Weekend Argus (Saturday Edition)
Social grants ‘may not be paid’
SEVENTEEN million of the country’s most vulnerable citizens fear that their social grants may be cut in six months.
From April 1, the SA Social Security Agency (Sassa) is to take over payment to grant beneficiaries, a function which until now has been outsourced.
But if the agency is ill-prepared to implement this huge task, as some fear, needy residents, including destitute children, the disabled and elderly, would be left without the government stipend .
Exacerbating the matter is the agency’s reluctance to divulge how far it is with the transition.
This week Sassa spokesman Kgomoco Diseko declined to answer any Weekend Argus questions about whether the agency was ready to take over payment of 17 million grants valued at R10 billion.
“The Minister of Social Development ( Bathabile Dlamini) will detail these issues in the announcement she will make during the second week of November,” he said.
Sassa is set to become paymaster after years of legal wrangling involving allegations of irregularities and after the Constitutional Court ruled two years ago that a contract with Cash Paymaster Service, the company that pays beneficiaries, was invalid.
Three years ago, in anticipation of the switch-over, a ministerial advisory committee was appointed to work out how Sassa would take over the payments.

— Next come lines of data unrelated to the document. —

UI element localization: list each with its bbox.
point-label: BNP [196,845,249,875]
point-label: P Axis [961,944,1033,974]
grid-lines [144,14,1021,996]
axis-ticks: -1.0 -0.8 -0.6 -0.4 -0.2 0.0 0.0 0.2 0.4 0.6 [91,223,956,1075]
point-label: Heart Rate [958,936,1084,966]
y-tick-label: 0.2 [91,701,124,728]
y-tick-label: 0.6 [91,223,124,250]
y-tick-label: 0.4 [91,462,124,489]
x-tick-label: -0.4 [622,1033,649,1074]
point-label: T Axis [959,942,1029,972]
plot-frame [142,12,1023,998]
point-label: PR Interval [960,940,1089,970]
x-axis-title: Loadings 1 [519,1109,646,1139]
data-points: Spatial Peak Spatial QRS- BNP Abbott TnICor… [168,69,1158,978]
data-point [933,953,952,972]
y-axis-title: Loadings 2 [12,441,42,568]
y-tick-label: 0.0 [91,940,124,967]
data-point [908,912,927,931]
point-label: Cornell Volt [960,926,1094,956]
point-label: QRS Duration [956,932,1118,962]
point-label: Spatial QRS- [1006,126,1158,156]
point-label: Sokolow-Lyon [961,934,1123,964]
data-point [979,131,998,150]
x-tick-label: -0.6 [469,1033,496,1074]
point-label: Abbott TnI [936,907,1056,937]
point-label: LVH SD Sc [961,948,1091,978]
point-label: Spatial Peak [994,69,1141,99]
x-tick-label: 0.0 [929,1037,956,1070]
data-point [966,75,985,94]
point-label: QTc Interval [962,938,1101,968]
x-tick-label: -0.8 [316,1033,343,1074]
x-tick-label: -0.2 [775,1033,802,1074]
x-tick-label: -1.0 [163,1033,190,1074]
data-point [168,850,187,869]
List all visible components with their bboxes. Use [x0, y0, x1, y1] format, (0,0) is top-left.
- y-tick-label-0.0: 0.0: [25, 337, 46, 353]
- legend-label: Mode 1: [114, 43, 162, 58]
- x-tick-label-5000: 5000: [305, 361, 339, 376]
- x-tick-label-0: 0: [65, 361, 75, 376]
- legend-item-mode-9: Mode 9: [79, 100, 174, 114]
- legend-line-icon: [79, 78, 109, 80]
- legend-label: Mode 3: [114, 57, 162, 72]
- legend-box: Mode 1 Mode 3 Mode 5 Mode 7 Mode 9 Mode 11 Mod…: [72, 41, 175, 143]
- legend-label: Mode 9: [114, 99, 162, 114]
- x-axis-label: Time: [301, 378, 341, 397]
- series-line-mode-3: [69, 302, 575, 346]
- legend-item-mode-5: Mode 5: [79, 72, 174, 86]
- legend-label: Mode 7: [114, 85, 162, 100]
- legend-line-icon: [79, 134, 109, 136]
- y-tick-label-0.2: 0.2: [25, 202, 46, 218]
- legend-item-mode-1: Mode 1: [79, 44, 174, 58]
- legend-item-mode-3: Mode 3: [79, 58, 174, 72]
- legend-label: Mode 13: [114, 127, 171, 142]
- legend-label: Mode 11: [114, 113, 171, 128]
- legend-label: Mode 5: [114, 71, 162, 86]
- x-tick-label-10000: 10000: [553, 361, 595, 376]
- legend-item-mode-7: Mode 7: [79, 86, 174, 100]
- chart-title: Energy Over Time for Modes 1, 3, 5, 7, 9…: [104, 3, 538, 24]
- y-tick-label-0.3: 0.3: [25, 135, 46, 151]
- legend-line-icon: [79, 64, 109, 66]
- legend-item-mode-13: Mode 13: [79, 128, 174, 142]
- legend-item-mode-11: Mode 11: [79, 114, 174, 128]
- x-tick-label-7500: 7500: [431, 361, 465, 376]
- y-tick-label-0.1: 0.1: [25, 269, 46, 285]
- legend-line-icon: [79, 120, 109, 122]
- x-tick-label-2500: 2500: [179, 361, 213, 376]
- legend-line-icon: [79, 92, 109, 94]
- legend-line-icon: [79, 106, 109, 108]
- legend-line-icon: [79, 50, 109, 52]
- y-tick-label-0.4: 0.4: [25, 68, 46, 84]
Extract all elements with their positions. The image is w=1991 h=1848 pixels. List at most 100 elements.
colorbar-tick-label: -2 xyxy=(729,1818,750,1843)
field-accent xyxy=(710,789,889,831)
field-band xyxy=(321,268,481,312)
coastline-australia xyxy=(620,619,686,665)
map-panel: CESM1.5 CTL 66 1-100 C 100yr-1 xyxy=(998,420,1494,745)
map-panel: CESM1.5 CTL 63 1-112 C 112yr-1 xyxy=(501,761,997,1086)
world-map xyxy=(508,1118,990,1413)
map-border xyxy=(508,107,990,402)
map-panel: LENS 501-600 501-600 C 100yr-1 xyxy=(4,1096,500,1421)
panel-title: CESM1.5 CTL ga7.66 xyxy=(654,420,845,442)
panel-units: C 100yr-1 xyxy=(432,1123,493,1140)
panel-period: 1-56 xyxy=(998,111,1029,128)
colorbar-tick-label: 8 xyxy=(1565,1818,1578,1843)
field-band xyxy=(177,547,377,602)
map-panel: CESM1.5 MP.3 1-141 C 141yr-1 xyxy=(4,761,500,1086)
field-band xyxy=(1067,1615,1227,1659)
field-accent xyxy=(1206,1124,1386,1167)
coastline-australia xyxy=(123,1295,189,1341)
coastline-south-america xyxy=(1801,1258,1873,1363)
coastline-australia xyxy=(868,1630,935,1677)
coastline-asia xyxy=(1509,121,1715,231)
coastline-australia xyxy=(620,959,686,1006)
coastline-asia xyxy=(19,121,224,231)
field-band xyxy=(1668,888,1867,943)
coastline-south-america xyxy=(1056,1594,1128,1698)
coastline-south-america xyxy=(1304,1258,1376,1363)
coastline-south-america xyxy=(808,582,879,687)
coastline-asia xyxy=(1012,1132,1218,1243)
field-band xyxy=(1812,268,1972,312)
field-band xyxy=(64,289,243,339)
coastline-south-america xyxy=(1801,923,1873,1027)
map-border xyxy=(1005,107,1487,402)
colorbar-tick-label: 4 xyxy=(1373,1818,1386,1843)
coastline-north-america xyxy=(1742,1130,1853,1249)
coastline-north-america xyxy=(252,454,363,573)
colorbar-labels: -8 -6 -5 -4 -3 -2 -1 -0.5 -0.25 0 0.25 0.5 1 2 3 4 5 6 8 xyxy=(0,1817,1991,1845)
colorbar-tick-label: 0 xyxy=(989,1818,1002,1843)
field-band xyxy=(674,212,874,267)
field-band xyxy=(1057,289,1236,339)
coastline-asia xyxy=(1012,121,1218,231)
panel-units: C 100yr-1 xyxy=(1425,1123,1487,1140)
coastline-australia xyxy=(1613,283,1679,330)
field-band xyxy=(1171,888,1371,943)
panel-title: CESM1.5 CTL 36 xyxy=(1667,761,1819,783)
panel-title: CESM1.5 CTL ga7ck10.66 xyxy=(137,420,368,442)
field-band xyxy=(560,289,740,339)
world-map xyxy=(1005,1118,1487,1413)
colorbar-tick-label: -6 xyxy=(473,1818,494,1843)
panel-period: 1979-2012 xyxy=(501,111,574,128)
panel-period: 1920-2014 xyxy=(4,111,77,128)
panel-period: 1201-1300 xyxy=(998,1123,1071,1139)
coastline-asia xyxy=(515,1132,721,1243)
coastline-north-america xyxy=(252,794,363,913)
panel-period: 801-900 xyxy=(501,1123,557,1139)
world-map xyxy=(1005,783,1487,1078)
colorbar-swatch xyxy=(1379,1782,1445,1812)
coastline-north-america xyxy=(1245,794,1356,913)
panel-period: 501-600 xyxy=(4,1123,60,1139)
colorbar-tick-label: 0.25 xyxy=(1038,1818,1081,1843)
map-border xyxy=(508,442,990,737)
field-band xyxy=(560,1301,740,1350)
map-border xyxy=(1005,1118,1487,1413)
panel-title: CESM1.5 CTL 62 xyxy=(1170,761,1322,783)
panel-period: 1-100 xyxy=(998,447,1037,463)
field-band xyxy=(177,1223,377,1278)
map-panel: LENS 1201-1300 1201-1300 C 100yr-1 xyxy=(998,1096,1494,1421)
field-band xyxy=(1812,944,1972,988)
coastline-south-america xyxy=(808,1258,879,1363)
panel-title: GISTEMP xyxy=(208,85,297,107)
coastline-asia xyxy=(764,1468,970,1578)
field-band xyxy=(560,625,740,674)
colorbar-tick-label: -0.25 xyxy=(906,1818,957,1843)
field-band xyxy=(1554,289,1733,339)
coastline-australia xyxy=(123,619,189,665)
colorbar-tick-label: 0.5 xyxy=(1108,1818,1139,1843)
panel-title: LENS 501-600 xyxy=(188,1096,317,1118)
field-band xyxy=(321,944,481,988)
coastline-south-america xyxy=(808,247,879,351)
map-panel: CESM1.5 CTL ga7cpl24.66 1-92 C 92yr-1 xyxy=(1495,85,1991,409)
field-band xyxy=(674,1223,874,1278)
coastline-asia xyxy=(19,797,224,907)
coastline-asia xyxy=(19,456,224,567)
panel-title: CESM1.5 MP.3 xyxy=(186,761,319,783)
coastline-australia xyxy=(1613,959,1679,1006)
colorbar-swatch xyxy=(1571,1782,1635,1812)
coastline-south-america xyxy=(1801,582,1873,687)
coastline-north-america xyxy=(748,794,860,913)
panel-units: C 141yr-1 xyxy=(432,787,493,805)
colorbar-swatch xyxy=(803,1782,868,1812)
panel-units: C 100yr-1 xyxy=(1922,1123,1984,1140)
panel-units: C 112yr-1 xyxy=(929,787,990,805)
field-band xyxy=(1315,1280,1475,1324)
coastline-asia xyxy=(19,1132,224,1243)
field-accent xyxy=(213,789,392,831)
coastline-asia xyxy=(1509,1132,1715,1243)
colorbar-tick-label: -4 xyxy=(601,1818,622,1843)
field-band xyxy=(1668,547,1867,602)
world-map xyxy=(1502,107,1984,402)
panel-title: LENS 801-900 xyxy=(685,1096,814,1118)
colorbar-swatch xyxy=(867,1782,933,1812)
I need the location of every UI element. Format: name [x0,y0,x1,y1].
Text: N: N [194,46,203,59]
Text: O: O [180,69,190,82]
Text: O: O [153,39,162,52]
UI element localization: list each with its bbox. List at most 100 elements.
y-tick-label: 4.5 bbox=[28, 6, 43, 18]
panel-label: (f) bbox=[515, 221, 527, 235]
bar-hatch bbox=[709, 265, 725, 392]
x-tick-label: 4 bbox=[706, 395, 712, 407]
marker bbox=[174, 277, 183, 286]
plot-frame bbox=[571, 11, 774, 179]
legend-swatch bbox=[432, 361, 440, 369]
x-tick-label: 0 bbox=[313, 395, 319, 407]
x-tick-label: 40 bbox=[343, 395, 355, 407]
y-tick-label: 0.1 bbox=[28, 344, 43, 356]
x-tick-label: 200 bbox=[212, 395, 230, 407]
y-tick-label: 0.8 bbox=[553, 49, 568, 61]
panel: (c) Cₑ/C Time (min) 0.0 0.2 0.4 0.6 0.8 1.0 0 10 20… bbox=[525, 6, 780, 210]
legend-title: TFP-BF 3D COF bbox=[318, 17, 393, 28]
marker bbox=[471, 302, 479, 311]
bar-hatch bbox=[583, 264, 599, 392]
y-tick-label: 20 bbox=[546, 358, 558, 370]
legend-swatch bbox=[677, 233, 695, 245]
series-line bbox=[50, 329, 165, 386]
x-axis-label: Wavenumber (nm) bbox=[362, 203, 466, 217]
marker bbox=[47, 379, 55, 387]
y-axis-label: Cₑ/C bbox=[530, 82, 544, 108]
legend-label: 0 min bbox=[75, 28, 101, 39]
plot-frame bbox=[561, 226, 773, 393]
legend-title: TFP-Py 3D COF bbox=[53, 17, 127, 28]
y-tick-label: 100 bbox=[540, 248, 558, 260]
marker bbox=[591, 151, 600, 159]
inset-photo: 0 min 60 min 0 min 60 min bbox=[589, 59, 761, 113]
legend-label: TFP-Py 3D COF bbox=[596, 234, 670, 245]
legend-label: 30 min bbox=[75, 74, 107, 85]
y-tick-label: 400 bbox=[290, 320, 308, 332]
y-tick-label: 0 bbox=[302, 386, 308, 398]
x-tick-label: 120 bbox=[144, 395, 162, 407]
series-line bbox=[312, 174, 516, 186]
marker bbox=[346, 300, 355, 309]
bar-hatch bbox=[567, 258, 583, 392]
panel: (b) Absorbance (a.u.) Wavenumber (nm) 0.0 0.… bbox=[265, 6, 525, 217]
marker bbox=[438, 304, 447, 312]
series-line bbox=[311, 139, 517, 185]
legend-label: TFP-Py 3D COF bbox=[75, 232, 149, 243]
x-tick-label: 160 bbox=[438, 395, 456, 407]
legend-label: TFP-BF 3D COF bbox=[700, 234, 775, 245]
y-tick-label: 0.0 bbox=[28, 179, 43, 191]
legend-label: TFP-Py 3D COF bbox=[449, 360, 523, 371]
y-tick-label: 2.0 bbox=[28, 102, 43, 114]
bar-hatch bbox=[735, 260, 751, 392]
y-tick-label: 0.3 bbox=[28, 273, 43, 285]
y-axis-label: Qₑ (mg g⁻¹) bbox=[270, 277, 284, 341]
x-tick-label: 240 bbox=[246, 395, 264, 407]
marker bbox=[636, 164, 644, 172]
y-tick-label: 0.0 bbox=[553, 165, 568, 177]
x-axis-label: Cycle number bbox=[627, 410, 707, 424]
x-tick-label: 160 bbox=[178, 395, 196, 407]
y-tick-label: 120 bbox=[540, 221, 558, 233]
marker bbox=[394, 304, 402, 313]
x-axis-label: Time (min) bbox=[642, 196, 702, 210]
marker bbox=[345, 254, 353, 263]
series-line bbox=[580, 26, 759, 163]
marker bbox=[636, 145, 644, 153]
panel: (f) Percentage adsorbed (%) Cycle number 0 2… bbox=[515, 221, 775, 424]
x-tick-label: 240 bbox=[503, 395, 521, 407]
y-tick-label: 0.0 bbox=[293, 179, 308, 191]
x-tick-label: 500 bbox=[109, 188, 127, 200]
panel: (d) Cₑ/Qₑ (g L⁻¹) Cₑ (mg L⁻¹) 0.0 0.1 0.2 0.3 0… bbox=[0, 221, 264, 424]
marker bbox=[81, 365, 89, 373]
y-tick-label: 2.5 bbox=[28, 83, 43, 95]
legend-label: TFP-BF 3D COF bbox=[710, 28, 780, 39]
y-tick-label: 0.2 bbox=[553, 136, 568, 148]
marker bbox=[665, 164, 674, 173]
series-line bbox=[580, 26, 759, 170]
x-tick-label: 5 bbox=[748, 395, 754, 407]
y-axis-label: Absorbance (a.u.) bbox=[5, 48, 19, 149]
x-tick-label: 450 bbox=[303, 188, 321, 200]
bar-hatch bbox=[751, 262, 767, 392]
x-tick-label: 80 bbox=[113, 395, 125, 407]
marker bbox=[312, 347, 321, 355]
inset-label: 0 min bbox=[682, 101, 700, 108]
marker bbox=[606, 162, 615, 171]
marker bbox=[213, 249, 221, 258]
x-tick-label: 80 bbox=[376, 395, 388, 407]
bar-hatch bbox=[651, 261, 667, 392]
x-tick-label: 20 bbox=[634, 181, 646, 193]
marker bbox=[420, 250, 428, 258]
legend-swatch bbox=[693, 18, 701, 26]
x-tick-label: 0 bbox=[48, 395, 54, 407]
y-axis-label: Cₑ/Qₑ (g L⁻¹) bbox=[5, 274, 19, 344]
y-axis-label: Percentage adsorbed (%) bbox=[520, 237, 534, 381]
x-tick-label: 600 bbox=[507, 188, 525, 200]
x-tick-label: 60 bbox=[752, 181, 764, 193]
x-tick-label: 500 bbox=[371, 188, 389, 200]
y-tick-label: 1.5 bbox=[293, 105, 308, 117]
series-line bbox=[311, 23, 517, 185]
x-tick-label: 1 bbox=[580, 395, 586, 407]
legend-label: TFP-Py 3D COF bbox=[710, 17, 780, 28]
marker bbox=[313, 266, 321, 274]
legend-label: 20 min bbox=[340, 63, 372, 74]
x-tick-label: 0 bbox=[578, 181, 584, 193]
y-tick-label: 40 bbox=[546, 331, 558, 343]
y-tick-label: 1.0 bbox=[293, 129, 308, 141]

But sources say it appears that despite this preparation, the cards that beneficiaries use could become inactive on April 1 as 9 million new beneficiary cards are yet to be created.
There has been no major drive to alert the public to the switch-over.
The new payment system to have been piloted this year does not seem to have been rolled out.
A progress report filed at the Constitutional Court and dated November last year detailed Sassa’s initial plan.
It said developing Sassa’s “in- house capabilities” to manage payments, meant to be carried out between 2013 and this year, had as of last year not yet started.